Diakuinya, kasus kejahatan terhadap anak, tak terkecuali di Aceh—misalnya pencabulan, pemerkosaan, dan tindak kejahatan lainnya yang merusak masa depan anak—terus meningkat.

“Hukuman yang dijatuhkan tak memberikan efek jera terhadap pelakunya dan juga tak menimbulkan rasa takut kepada yang lain. Akibatnya kejahatan serupa terus terulang,” tandas Tgk. Muhammad yang juga Direktur Akademi Dakwah Indonesia (ADI) Aceh dan Ketua Dewan Dakwah Indonesia (DDI) Aceh.

Menanggapi pertanyaan apakah dia optimis berbagai tindak kejahatan terhadap anak bisa diminimalisir—bahkan dilenyapkan—secara tegas Prof. Muhammad mengatakan bisa.

banner 72x960

“Perkuat hukum dan masyarakat juga harus kompak (sepakat) untuk menjatuhkan sanksi berat (hukuman sosial) terhadap pelaku,” tandasnya.

“Makanya saya sangat setuju Presiden Jokowi mengeluarkan Peraturan Pemerintah tentang hukuman pemasangan chip dan kebiri kimia terhadap pelaku kejahatan seksual terhadap anak meski ada yang menentang karena dianggap melanggar HAM.

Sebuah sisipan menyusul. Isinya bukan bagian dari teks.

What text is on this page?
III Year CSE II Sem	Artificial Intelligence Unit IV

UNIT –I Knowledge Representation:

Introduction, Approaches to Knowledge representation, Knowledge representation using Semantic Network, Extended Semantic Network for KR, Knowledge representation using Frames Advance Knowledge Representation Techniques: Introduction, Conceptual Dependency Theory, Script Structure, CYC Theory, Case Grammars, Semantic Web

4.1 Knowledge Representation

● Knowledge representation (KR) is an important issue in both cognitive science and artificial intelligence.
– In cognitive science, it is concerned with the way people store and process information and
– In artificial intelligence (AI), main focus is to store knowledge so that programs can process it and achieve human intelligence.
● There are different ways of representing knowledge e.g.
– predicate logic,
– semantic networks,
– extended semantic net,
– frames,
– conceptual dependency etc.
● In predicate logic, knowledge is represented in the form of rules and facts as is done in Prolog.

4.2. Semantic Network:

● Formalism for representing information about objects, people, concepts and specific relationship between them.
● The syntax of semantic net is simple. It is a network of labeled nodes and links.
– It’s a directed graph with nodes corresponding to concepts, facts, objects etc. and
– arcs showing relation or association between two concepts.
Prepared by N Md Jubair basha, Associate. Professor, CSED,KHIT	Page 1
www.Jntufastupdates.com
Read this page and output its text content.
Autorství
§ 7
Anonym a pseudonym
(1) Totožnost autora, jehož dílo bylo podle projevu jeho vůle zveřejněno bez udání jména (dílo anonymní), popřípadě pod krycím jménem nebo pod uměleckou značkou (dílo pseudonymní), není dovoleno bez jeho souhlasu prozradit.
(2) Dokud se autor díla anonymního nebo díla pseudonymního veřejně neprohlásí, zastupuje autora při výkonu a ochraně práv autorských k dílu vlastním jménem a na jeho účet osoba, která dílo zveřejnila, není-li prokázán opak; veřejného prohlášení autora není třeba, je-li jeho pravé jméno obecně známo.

Pertanyaannya, apakah pelaku kejahatan seksual saat berbuat demikian juga memikirkan HAM anak yang jadi korban.

“Kesimpulan saya, kalau kita semua sepakat, pasti bisa.Contoh, kenapa sabu merajalela, karena kita nggak kompak. Padahal kalau masyarakat kompak mengejar mafia sabu, termasuk pengedarnya, pasti mereka nggak berani.”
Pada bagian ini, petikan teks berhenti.